Alberta’s finance minister must recommend ways the provincial government can make car and home insurance more affordable, says his mandate letter from Premier Danielle Smith.
With a Dec. 31 expiry date looming on a temporary auto-insurance rate pause in Alberta, Finance Minister Nate Horner is tasked with developing short-term and long-term solutions to ever-climbing insurance costs.
Horner said he is resisting pressure to adopt a no-fault auto insurance system, adding that such a major change would need a mandate from Albertans.
“You’re basically giving up your ability to sue,” he said in a Thursday interview. “If you’re hurt in a way that will impact your life, for the rest of your life, is it worth it for you to have a little cheaper insurance now and not have that right on the other end, if you’re hurt in a major way?”
In January, the government temporarily froze approval of any new auto-insurance rate increases while civil servants studied mechanisms to cool down rising premiums.
“We do know there’s pressure built up within the rate system,” Horner said. “So we want to come up with everything we can think of.”
Horner didn’t divulge any clues about what the province is considering. He said he wouldn’t contemplate a private, no-fault insurance system unless it’s “the only answer” to reducing costs.
Horner’s predecessor, Travis Toews, previously appointed a panel to study the issue. In 2020, the panel recommended Alberta adopt a no-fault system, which members said would reduce premiums by a little less than 10 per cent for a driver with full coverage.
Toews opted instead to make smaller insurance reforms: having insurance companies directly compensate clients’ repair costs, allowing insurers to bill by the kilometre and changing the definition of minor injuries.
Insurance Bureau of Canada (IBC) numbers show the average price of auto premiums in the province rose about 25 per cent between 2018 and 2022.
Some Alberta injury lawyers say the province should keep its tort insurance system and consider other reforms — such as capping the profits insurance companies can earn from premiums.
Injury lawyer Nainesh Kotak practises in Ontario and Alberta. He said Ontario’s insurance system, which limits the awards for pain and suffering due to a collision, has left badly injured victims without proper compensation for their treatment and loss of income.
Kotak said adopting a no-fault system in Alberta would be “catastrophic.”
“You would lose what’s called access to justice.”
When Ontario made the change in the 1990s, the cost relief on premiums was temporary, he said.
Kotak said Ontario drivers now pay the highest insurance rates in the country for some of the worst benefits.
Insurance companies applying to provincial regulators for premium increases should have to provide independent audits of their profits, he said.
In a January 2023 letter to United Conservative Party caucus members, the Alberta Civil Trial Lawyers Association asked the government to legislate a seven per cent profit limit on insurance premiums and create a consumer protection watchdog for insurance.
Insurance industry wants systemic changes
Karamveer Lalh, an Edmonton injury lawyer with James H. Brown and Associates, said Alberta also has a grid that prevents insurance companies from charging higher rates to drivers with bad records.
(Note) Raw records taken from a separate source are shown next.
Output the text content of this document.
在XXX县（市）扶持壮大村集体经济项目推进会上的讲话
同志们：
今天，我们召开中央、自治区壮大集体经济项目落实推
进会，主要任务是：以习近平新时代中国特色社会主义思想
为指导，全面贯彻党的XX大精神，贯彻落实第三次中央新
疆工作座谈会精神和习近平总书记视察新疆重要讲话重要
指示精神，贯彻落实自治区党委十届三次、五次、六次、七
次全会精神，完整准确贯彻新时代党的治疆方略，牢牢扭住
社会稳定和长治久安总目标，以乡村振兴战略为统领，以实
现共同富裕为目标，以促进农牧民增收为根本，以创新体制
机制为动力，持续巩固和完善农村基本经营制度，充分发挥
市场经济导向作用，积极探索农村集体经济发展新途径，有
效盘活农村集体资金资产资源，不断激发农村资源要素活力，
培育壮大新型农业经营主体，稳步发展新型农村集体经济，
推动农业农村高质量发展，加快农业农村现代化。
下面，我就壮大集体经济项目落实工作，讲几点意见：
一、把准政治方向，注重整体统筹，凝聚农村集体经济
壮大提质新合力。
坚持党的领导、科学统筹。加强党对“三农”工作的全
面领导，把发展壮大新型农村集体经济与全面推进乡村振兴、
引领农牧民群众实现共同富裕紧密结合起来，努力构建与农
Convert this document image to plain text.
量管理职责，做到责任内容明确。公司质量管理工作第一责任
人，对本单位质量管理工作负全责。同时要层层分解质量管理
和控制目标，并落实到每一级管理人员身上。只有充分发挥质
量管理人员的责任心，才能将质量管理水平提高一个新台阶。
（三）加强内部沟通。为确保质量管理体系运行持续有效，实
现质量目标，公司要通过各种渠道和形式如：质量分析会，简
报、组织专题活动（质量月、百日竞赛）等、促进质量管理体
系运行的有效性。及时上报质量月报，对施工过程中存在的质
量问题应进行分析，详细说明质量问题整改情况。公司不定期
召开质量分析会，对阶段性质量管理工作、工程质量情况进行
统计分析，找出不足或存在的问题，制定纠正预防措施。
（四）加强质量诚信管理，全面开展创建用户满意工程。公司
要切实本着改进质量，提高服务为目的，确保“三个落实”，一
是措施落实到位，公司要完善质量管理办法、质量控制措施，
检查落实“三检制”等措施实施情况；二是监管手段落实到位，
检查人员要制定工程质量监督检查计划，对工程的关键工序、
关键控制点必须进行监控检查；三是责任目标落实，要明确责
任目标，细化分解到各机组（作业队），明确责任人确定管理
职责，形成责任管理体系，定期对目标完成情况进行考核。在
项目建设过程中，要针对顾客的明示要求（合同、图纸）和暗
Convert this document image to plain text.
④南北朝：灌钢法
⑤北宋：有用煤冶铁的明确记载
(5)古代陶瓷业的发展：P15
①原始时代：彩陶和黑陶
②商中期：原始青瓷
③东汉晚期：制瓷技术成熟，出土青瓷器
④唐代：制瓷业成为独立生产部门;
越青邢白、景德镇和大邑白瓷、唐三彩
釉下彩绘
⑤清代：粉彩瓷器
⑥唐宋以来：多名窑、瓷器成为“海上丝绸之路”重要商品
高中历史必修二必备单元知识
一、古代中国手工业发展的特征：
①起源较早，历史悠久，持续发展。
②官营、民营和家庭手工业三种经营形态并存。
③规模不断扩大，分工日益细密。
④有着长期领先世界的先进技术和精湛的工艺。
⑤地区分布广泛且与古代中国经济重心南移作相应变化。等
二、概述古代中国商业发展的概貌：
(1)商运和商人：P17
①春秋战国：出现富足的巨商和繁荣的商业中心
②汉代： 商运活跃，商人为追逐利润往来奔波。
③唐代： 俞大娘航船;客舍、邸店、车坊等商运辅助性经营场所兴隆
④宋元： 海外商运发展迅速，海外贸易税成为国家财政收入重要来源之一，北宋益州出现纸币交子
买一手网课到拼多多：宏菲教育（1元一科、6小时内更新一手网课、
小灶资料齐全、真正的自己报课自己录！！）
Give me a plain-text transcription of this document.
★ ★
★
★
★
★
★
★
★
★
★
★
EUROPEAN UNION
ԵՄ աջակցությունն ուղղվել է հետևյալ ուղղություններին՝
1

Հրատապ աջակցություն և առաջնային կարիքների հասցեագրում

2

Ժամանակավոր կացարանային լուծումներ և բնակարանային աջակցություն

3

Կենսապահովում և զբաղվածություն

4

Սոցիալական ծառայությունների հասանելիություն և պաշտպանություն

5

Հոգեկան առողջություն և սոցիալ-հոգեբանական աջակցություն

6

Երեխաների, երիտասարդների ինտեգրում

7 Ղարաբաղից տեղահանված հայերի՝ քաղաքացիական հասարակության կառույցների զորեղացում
He said it’s led to a system where good drivers are subsidizing the bad, and axing the grid could help reduce premiums for good drivers.
The IBC did not respond to a request for an interview on Thursday. However, a March 2023 report on the organization’s website proposes changes to prevent premiums from climbing further.
Rising legal costs and more expensive vehicles and components, plus a rebound in traffic since the COVID-19 pandemic hit, is driving up insurance costs, the report says.
IBC recommends giving Alberta vehicle owners more insurance choices, such as waiving the right to claim compensation for minor injuries in exchange for paying lower premiums. It says Albertans should retain the ability to sue for major injuries.
IBC also recommends the province reduce the bureaucracy around applications for rate increases, abolish the rate cap grid, and make it easier for companies to deny insurance when there is evidence of fraud.